Dilworth v. Tishomingo County Sheriff Department, et al.
ORDER adopting in part Report and Recommendations re 11 Report and Recommendations. Signed by District Judge Sharion Aycock on 2/8/2017. (adm)
IN THE UNITED STATES DISTRICT COURT
FOR THE NORTHERN DISTRICT OF MISSISSIPPI
CIVIL ACTION NO.: 1:17-cv-63-SA-DAS
TISHOMINGO COUNTY SHERIFF DEPARTMENT and
ORDER ADOPTING REPORT AND RECOMMENDATION IN PART
Plaintiff, pursuing his claims in forma pauperis, asserted claims against Tishomingo
County Sheriff’s Department and Scribd.com under 42 U.S.C. Section 1983. On June 7, 2017,
Plaintiff filed a Motion to Appoint Counsel. Thereafter, Plaintiff appeared before the magistrate
judge for a hearing pursuant to Spears v. McCotter, 766 F.2d 179 (5th Cir. 1985), to determine if
there exists a justiciable basis for his claims. Plaintiff alleges that someone from the Tishomingo
County Sheriff’s Department posted a newspaper article about his arrest and indictment on
Scribd.com after his record was expunged, and Scribd.com has refused to remove the article.
The magistrate judge entered a Report and Recommendation that Plaintiff’s case be
dismissed. The magistrate judge found that Plaintiff had failed to state a viable claim because
Plaintiff failed to name a proper Mississippi defendant, and because Plaintiff cannot establish
any defamation claim or statutory violation under state law. Plaintiff objected, arguing that the
magistrate judge improperly considered state law in determining the viability of Plaintiff’s suit.
The capacity of an entity to sue or be sued “shall be determined by the law of the state in
which the district court is held.” FED. R. CIV. P. 17(b). Darby v. Pasadena Police Dep’t, 939
F.2d 311, 313 (5th Cir. 1991). Under Mississippi law, the Tishomingo Sheriff’s Department is
not a political subdivision with a legal existence separate and apart from Tishomingo County.
See Brown v. Thompson, 927 So. 2d 733, 737 (Miss. 2006) (citing Conrod v. Holder, 825 So. 2d
16, 19 (Miss. 2002); Whiting v. Tunica County Sheriff’s Dept., 222 F. Supp. 2d 809 (N.D. Miss.
2002)). Therefore, it is not the proper entity to be sued.
Furthermore, the Court agrees with the magistrate judge’s ruling that Plaintiff has failed
to allege a viable cause of action against Scribd.com.
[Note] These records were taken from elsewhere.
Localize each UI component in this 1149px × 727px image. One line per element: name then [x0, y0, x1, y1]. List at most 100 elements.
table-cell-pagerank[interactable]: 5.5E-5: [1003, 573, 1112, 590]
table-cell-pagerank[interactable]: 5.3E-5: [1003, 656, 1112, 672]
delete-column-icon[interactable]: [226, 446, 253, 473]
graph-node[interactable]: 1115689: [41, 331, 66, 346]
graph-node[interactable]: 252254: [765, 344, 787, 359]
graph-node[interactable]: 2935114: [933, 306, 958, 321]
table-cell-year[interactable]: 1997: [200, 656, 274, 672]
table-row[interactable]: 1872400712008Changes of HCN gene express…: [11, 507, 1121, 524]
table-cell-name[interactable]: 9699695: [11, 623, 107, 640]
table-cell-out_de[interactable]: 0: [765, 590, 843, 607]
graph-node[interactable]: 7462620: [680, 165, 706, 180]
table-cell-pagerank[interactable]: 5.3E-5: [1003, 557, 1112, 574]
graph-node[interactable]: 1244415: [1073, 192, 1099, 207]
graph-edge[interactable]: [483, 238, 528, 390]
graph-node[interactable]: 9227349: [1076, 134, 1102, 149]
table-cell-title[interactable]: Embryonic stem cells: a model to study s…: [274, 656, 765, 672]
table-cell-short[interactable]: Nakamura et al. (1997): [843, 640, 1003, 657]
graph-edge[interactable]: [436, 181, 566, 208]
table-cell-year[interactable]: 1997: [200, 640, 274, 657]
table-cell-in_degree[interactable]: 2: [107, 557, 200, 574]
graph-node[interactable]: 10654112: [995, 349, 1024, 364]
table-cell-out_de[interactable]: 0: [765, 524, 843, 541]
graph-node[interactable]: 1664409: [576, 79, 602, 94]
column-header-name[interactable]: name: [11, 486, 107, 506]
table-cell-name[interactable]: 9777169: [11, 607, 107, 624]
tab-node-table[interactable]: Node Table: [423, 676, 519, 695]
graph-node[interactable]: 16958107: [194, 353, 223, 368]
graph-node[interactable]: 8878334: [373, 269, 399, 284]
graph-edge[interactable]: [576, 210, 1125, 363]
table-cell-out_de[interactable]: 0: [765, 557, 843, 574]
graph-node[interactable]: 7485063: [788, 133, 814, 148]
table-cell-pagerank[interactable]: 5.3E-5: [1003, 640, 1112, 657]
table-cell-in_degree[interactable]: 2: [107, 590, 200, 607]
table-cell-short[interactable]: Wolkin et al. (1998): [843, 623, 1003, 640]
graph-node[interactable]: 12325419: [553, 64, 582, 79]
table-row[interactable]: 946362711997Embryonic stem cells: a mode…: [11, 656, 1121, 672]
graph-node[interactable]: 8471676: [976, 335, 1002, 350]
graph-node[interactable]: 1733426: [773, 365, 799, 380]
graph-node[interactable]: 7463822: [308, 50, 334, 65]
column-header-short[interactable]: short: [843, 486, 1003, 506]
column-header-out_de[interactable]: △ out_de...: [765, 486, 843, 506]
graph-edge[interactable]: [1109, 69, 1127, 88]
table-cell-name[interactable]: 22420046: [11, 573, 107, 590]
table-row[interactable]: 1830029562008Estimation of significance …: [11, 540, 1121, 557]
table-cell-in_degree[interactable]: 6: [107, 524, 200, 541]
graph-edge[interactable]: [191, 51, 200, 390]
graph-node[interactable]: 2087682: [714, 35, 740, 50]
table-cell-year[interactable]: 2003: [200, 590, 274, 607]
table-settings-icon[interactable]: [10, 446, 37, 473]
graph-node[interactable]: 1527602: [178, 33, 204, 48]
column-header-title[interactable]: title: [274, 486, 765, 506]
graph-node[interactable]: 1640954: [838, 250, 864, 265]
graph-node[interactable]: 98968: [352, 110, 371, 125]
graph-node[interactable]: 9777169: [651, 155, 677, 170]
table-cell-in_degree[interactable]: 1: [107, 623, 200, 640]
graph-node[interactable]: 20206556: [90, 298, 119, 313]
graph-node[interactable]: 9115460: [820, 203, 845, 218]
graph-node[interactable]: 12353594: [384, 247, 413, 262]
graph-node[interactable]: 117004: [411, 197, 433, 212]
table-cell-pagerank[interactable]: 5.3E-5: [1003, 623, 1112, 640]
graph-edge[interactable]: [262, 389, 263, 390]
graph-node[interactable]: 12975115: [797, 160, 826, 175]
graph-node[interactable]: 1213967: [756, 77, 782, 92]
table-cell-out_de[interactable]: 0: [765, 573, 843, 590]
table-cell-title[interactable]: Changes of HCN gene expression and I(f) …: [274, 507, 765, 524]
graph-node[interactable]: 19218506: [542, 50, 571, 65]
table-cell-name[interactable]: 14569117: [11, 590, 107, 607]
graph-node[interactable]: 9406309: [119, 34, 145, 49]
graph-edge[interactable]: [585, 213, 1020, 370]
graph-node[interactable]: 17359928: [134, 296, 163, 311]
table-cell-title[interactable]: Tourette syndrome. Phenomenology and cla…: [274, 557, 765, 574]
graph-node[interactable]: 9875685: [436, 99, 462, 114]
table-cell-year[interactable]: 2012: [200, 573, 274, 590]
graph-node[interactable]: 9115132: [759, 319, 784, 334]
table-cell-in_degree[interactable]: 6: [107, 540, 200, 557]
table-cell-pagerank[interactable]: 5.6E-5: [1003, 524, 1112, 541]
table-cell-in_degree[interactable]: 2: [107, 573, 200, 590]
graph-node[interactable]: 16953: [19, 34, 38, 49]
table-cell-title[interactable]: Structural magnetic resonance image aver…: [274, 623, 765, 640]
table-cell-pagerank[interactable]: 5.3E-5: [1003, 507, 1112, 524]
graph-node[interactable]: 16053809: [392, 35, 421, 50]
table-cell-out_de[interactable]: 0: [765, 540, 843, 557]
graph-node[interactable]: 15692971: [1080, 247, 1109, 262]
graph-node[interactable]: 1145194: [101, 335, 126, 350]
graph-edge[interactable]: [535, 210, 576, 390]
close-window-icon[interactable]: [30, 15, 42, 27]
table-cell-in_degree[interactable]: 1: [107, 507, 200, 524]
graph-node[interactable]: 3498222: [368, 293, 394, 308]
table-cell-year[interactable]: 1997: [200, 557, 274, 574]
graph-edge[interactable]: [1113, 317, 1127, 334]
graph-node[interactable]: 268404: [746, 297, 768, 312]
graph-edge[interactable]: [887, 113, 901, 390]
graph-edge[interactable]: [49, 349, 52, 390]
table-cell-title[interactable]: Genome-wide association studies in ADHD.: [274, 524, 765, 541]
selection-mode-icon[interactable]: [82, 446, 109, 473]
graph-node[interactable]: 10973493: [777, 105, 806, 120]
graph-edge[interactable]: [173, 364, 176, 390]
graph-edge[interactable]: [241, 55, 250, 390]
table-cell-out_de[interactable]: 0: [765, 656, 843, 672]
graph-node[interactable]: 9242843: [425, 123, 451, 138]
Claims against Scribd.com would not give
rise to a claim under Section 1983, because it is not alleged to be a state actor. Furthermore, any
potential defamation claim brought by Plaintiff would be futile because he admits that the
information published by Scribd.com is true. In his Spears hearing, Plaintiff responded that he
does not wish to proceed with a defamation suit, but offers no other claim or allegation
recognizable by state or federal law. Therefore, this Court adopts the magistrate judge’s Report
and Recommendation .
However, “a document filed pro se is ‘to be liberally construed,’ and ‘a pro se complaint,
however inartfully pleaded must be held to less stringent standards than formal pleadings drafted
by lawyers.’” Erickson v. Pardus, 551 U.S. 89, 94, 127 S. Ct. 2197, 167 L. Ed. 2d 1081 (2007)
(citing Estelle v. Gamble, 429 U.S. 97, 106, 97 S. Ct. 285, 50 L. Ed. 251 (1995) (internal
citations omitted). Although Plaintiff failed to name a proper defendant in this matter, such
failure “should not automatically or inflexibi[ly] result in dismissal of the complaint with
prejudice to re-filing.” Hart v. Bayer Corp., 199 F. 3d 239, 247 n.6 (5th Cir. 2000). Indeed,
“[a]lthough a court may dismiss the claim, it should not do so without granting leave to amend,
unless the defect is simply incurable or the plaintiff has failed to plead with particularity after
being afforded repeated opportunities to do so.” Id.; Roberson v. McDonald Transit Ass., Inc.,
No. 3:14CV168-NBB-JMV, 2016 WL 2991142, at *3 (N.D. Miss. Apr. 20, 2016), report and
recommendation adopted, No. 3:14CV168-NBB-JMV, 2016 WL 2994083 (N.D. Miss. May 23,
Therefore, this Court adopts the magistrate judge’s Report and Recommendation  in
part. Plaintiff is granted leave to amend his complaint so as to cure deficiencies as outlined
herein. Plaintiff must file an amended complaint naming the appropriate party within 14 days.
Failure to do so will result in dismissal with prejudice on all claims.
SO ORDERED this the 8th day of February 2019.